RHEW: Start with supply chain, your ability to understand at any particular point where certain things are, your ability to predict demand. We’re already seeing that outside of healthcare. That is a critical part of manufacturing, a critical part of logistics, and will be critical for getting devices built in a timely manner. Start thinking about the actual device itself and the storage and compute capabilities. There’s a lot of data coming in, potentially real-time, maybe continuous. That information will be hard for a lot of existing systems to manage, and you certainly don’t want that to pop into the EHR. It’s just going to overload the system. We need high-performance-compute capability for some of these activities, cloud computing to synthesize information real-time. We’re going to need edge computing as well because a lot of that information doesn’t even need to go to the cloud simultaneously but can be stored and managed and then ultimately pushed in different time periods. If you think about what we have beyond even the advanced analytics and prediction capabilities, we can look at things such as image analysis, video analysis, ways that we can meta tag different images so we can find other images and search those and even reports with those images using text analytics. All of this information can be analyzed using tools for natural language processing and visual cloud computing that gives us a whole new robust set of data that you apply on top of the quantitative data sets. Combine that with the fact that we’ve got interoperability that allows us to pull in electronic health record data and others. This creates a brand new opportunity for us to start answering questions that we’ve always had about how to improve care.
MDO: Are there any cloud-enabled tools that are uniquely relevant for medtech?
RHEW: The ability for us to navigate with voice to access particular pieces of information is critical, and we’re starting to see it being used in clinical environments. Microsoft and Nuance are looking to come together, and we see natural language processing — in particular voice — as a key part of how healthcare professionals will be interfacing with their devices, with patients and with the data. If we have an opportunity to leverage voice, to improve and streamline that workflow, we now can gain user acceptance from clinicians, because it’s very tedious for clinicians to find information by typing it into a computer or asking somebody else to. But with voice as that intermediary, we have now an opportunity to access a lot of this information that is in there, it’s just hard to find.
MDO: How can companies get started with the cloud?
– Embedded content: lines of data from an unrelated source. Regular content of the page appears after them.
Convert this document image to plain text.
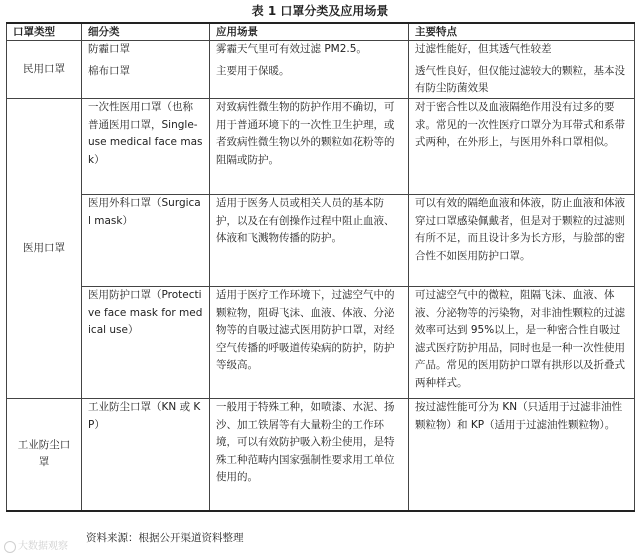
表 1 口罩分类及应用场景
口罩类型	细分类	应用场景	主要特点
民用口罩	防霾口罩	雾霾天气里可有效过滤 PM2.5。	过滤性能好，但其透气性较差
	棉布口罩	主要用于保暖。	透气性良好，但仅能过滤较大的颗粒，基本没有防尘防菌效果
医用口罩	一次性医用口罩（也称普通医用口罩，Single-use medical face mask）	对致病性微生物的防护作用不确切，可用于普通环境下的一次性卫生护理，或者致病性微生物以外的颗粒如花粉等的阻隔或防护。	对于密合性以及血液隔绝作用没有过多的要求。常见的一次性医疗口罩分为耳带式和系带式两种，在外形上，与医用外科口罩相似。
	医用外科口罩（Surgical mask）	适用于医务人员或相关人员的基本防护，以及在有创操作过程中阻止血液、体液和飞溅物传播的防护。	可以有效的隔绝血液和体液，防止血液和体液穿过口罩感染佩戴者，但是对于颗粒的过滤则有所不足，而且设计多为长方形，与脸部的密合性不如医用防护口罩。
	医用防护口罩（Protective face mask for medical use）	适用于医疗工作环境下，过滤空气中的颗粒物，阻碍飞沫、血液、体液、分泌物等的自吸过滤式医用防护口罩，对经空气传播的呼吸道传染病的防护，防护等级高。	可过滤空气中的微粒，阻隔飞沫、血液、体液、分泌物等的污染物，对非油性颗粒的过滤效率可达到 95%以上，是一种密合性自吸过滤式医疗防护用品，同时也是一种一次性使用产品。常见的医用防护口罩有拱形以及折叠式两种样式。
工业防尘口罩	工业防尘口罩（KN 或 KP）	一般用于特殊工种，如喷漆、水泥、扬沙、加工铁屑等有大量粉尘的工作环境，可以有效防护吸入粉尘使用，是特殊工种范畴内国家强制性要求用工单位使用的。	按过滤性能可分为 KN（只适用于过滤非油性颗粒物）和 KP（适用于过滤油性颗粒物）。
资料来源：根据公开渠道资料整理
大数据观察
RHEW: We work with companies that are small, medium and large. On the small side, we have our Microsoft startups program, working directly with companies trying to build out their applications. When you’re a small company and even a medium-sized company, there’s a lot you do just because you have to create an end-to-end solution, but it’s not necessarily something that’s very worthwhile for you to start building out. For example, mechanisms to ensure the security of your data and mechanisms to build FHIR (Fast Healthcare Interoperability Resources) APIs to connect into different systems. Yes, it should be done, but it’s a bit of a commodity and something that’s probably best outsourced to a company that spends their entire day doing it. Microsoft can provide those type of platforms, the security, and we can provide the tools that allow you to build off of that. Now, if you’re a large company and you’re thinking about moving to the cloud, there’s a lot of capabilities we’ve been building that are fairly unique and perhaps represent a significant opportunity to leverage. Some of the AI capabilities, the high-performance compute, those are all things that could be very difficult for organizations that aren’t in the space to be building and continuing to add capabilities such as voice and video and text analytics. But that’s the type of stuff that often is essential if you want to take advantage of these newer data sets.